Primary LanguagePython

CBS - Encrypted Traffic Classification using Deep Learning

Overview

CBS is a platform designed and implemented for encrypted traffic classification using deep learning. The goal of this project is to accurately classify network traffic into different types and applications, such as email, P2P, Skype, and more.

General Algorithm

The general algorithm for performing classification is as follows:

  1. Data Extraction: PCAP files containing packets related to the type of traffic and application are extracted from the dataset.

  2. Preprocessing: The extracted PCAP files undergo preprocessing, which includes removing unused packets such as DNS, DHCP, and other non-essential data.

  3. Feature Extraction: Important parts of the payload and header of each packet are extracted, and a fixed-length record (e.g., 1500-length) is created. These records are added to the new dataset for learning.

  4. Data Augmentation: To address imbalances in the dataset, especially when some traffic types have fewer samples than others, Generative Adversarial Networks (GANs) are used to synthesize new samples.

  5. Spatial Feature Extraction: Spatial features are extracted from the data using a 1D Convolutional Neural Network (1D-CNN).

  6. Temporal Feature Extraction: Temporal features are extracted using an attention mechanism-based Bidirectional Long Short-Term Memory (Bi-LSTM) network.

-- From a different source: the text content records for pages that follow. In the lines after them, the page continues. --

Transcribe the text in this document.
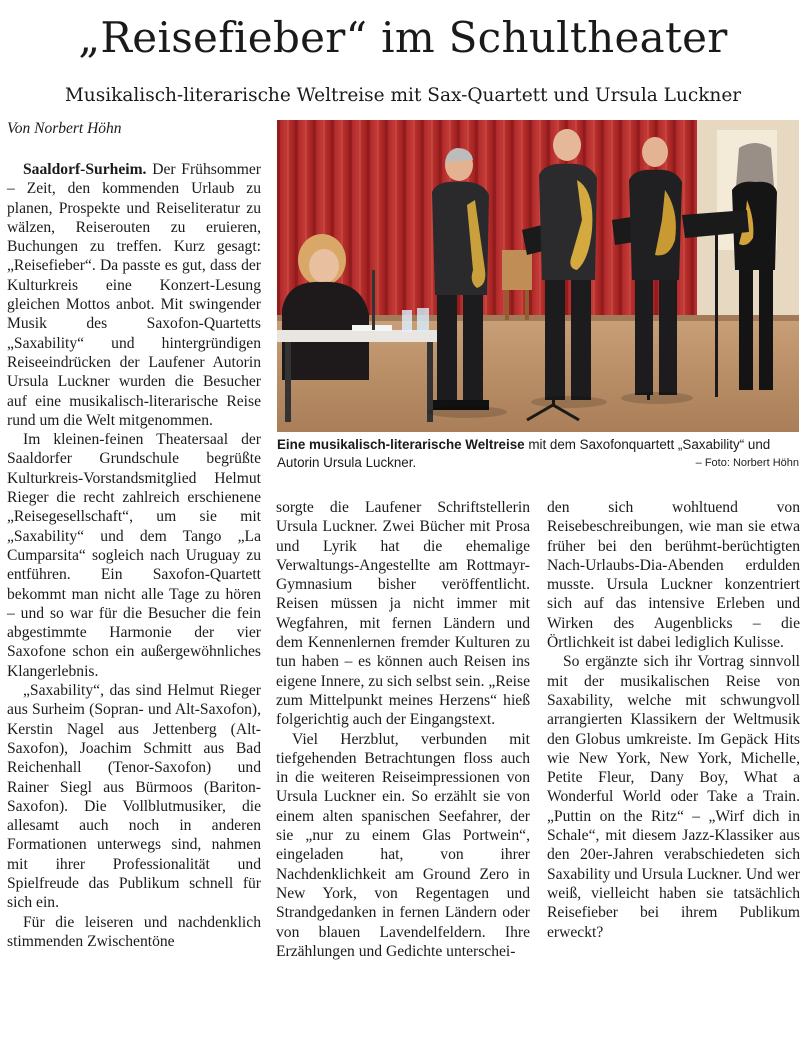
„Reisefieber“ im Schultheater
Musikalisch-literarische Weltreise mit Sax-Quartett und Ursula Luckner
Von Norbert Höhn

Saaldorf-Surheim. Der Frühsommer – Zeit, den kommenden Urlaub zu planen, Prospekte und Reiseliteratur zu wälzen, Reiserouten zu eruieren, Buchungen zu treffen. Kurz gesagt: „Reisefieber“. Da passte es gut, dass der Kulturkreis eine Konzert-Lesung gleichen Mottos anbot. Mit swingender Musik des Saxofon-Quartetts „Saxability“ und hintergründigen Reiseeindrücken der Laufener Autorin Ursula Luckner wurden die Besucher auf eine musikalisch-literarische Reise rund um die Welt mitgenommen.

Im kleinen-feinen Theatersaal der Saaldorfer Grundschule begrüßte Kulturkreis-Vorstandsmitglied Helmut Rieger die recht zahlreich erschienene „Reisegesellschaft“, um sie mit „Saxability“ und dem Tango „La Cumparsita“ sogleich nach Uruguay zu entführen. Ein Saxofon-Quartett bekommt man nicht alle Tage zu hören – und so war für die Besucher die fein abgestimmte Harmonie der vier Saxofone schon ein außergewöhnliches Klangerlebnis.

„Saxability“, das sind Helmut Rieger aus Surheim (Sopran- und Alt-Saxofon), Kerstin Nagel aus Jettenberg (Alt-Saxofon), Joachim Schmitt aus Bad Reichenhall (Tenor-Saxofon) und Rainer Siegl aus Bürmoos (Bariton-Saxofon). Die Vollblutmusiker, die allesamt auch noch in anderen Formationen unterwegs sind, nahmen mit ihrer Professionalität und Spielfreude das Publikum schnell für sich ein.

Für die leiseren und nachdenklich stimmenden Zwischentöne

Eine musikalisch-literarische Weltreise mit dem Saxofonquartett „Saxability“ und Autorin Ursula Luckner.	– Foto: Norbert Höhn

sorgte die Laufener Schriftstellerin Ursula Luckner. Zwei Bücher mit Prosa und Lyrik hat die ehemalige Verwaltungs-Angestellte am Rottmayr-Gymnasium bisher veröffentlicht. Reisen müssen ja nicht immer mit Wegfahren, mit fernen Ländern und dem Kennenlernen fremder Kulturen zu tun haben – es können auch Reisen ins eigene Innere, zu sich selbst sein. „Reise zum Mittelpunkt meines Herzens“ hieß folgerichtig auch der Eingangstext.

Viel Herzblut, verbunden mit tiefgehenden Betrachtungen floss auch in die weiteren Reiseimpressionen von Ursula Luckner ein. So erzählt sie von einem alten spanischen Seefahrer, der sie „nur zu einem Glas Portwein“, eingeladen hat, von ihrer Nachdenklichkeit am Ground Zero in New York, von Regentagen und Strandgedanken in fernen Ländern oder von blauen Lavendelfeldern. Ihre Erzählungen und Gedichte unterschei-

den sich wohltuend von Reisebeschreibungen, wie man sie etwa früher bei den berühmt-berüchtigten Nach-Urlaubs-Dia-Abenden erdulden musste. Ursula Luckner konzentriert sich auf das intensive Erleben und Wirken des Augenblicks – die Örtlichkeit ist dabei lediglich Kulisse.

So ergänzte sich ihr Vortrag sinnvoll mit der musikalischen Reise von Saxability, welche mit schwungvoll arrangierten Klassikern der Weltmusik den Globus umkreiste. Im Gepäck Hits wie New York, New York, Michelle, Petite Fleur, Dany Boy, What a Wonderful World oder Take a Train. „Puttin on the Ritz“ – „Wirf dich in Schale“, mit diesem Jazz-Klassiker aus den 20er-Jahren verabschiedeten sich Saxability und Ursula Luckner. Und wer weiß, vielleicht haben sie tatsächlich Reisefieber bei ihrem Publikum erweckt?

  7. Statistical Feature Extraction: Statistical features are extracted through a Stacked Autoencoder (SAE).

  8. Feature Aggregation: The outputs of the 1D-CNN, attention Bi-LSTM, and SAE are aggregated and fed into a fully connected neural network.

  9. Classification: The fully connected network learns from the aggregated features and performs the final classification of traffic into 12 types of traffic (e.g., email, P2P) and 17 types of applications (e.g., Skype, Vimeo).